Karen ne mit pas en doute la conviction d’Irving. Elle resta assise sans un mot. Elle but son café. Elle avait le sentiment de n’avoir rien d’intéressant à dire.

Ils s’en allèrent à 19 h 10. Langley prit sa voiture, Irving la suivit dans la sienne. Arrivés chez elle, à Chelsea, près du Joyce Theater, Irving lui demanda d’attendre dans l’entrée pendant qu’il inspectait les lieux.

Rien à signaler. Il l’avait prévu, elle aussi, mais ils avaient l’impression de faire quelque chose d’utile. Il était là pour protéger et servir. Alors il le faisait.

Sur le pas de la porte, elle lui baisa la joue, lui tint la main pendant quelques instants et le remercia.

« Peut-être que, quand tout ça sera terminé… » dit-elle.

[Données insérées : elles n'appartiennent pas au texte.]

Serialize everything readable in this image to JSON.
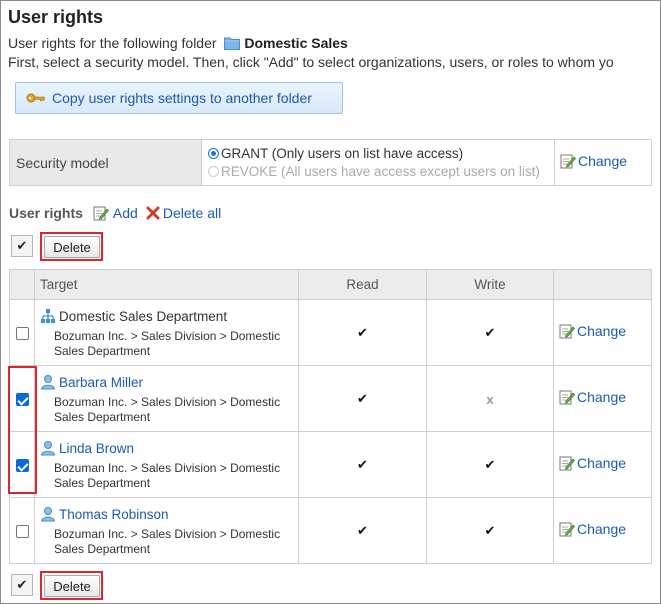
{
  "page": {
    "title": "User rights",
    "intro_prefix": "User rights for the following folder",
    "folder_name": "Domestic Sales",
    "instruction": "First, select a security model. Then, click \"Add\" to select organizations, users, or roles to whom yo",
    "copy_button": "Copy user rights settings to another folder"
  },
  "security": {
    "label": "Security model",
    "grant": "GRANT (Only users on list have access)",
    "revoke": "REVOKE (All users have access except users on list)",
    "selected": "GRANT",
    "change": "Change"
  },
  "rights": {
    "title": "User rights",
    "add": "Add",
    "delete_all": "Delete all",
    "select_all_mark": "✔",
    "delete_button": "Delete"
  },
  "table": {
    "headers": {
      "target": "Target",
      "read": "Read",
      "write": "Write"
    },
    "rows": [
      {
        "type": "department",
        "name": "Domestic Sales Department",
        "path": "Bozuman Inc. > Sales Division > Domestic Sales Department",
        "checked": false,
        "read": "✔",
        "write": "✔",
        "change": "Change"
      },
      {
        "type": "user",
        "name": "Barbara Miller",
        "path": "Bozuman Inc. > Sales Division > Domestic Sales Department",
        "checked": true,
        "read": "✔",
        "write": "x",
        "change": "Change"
      },
      {
        "type": "user",
        "name": "Linda Brown",
        "path": "Bozuman Inc. > Sales Division > Domestic Sales Department",
        "checked": true,
        "read": "✔",
        "write": "✔",
        "change": "Change"
      },
      {
        "type": "user",
        "name": "Thomas Robinson",
        "path": "Bozuman Inc. > Sales Division > Domestic Sales Department",
        "checked": false,
        "read": "✔",
        "write": "✔",
        "change": "Change"
      }
    ]
  },
  "colors": {
    "link": "#1a5bb5",
    "highlight": "#d9282f",
    "checkbox": "#0b6bd6"
  }
}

Irving sentit quelque chose remuer brièvement dans son vieux cœur brisé et fatigué.

Il s’en alla sans un mot, mais sourit dans l’escalier, et Karen leva la main.

Il regagna sa voiture en se dépêchant sur les derniers mètres car la pluie s’était mise à tomber. Il rentra au n
o
 4, pour la simple et bonne raison qu’il ne voulait pas être seul.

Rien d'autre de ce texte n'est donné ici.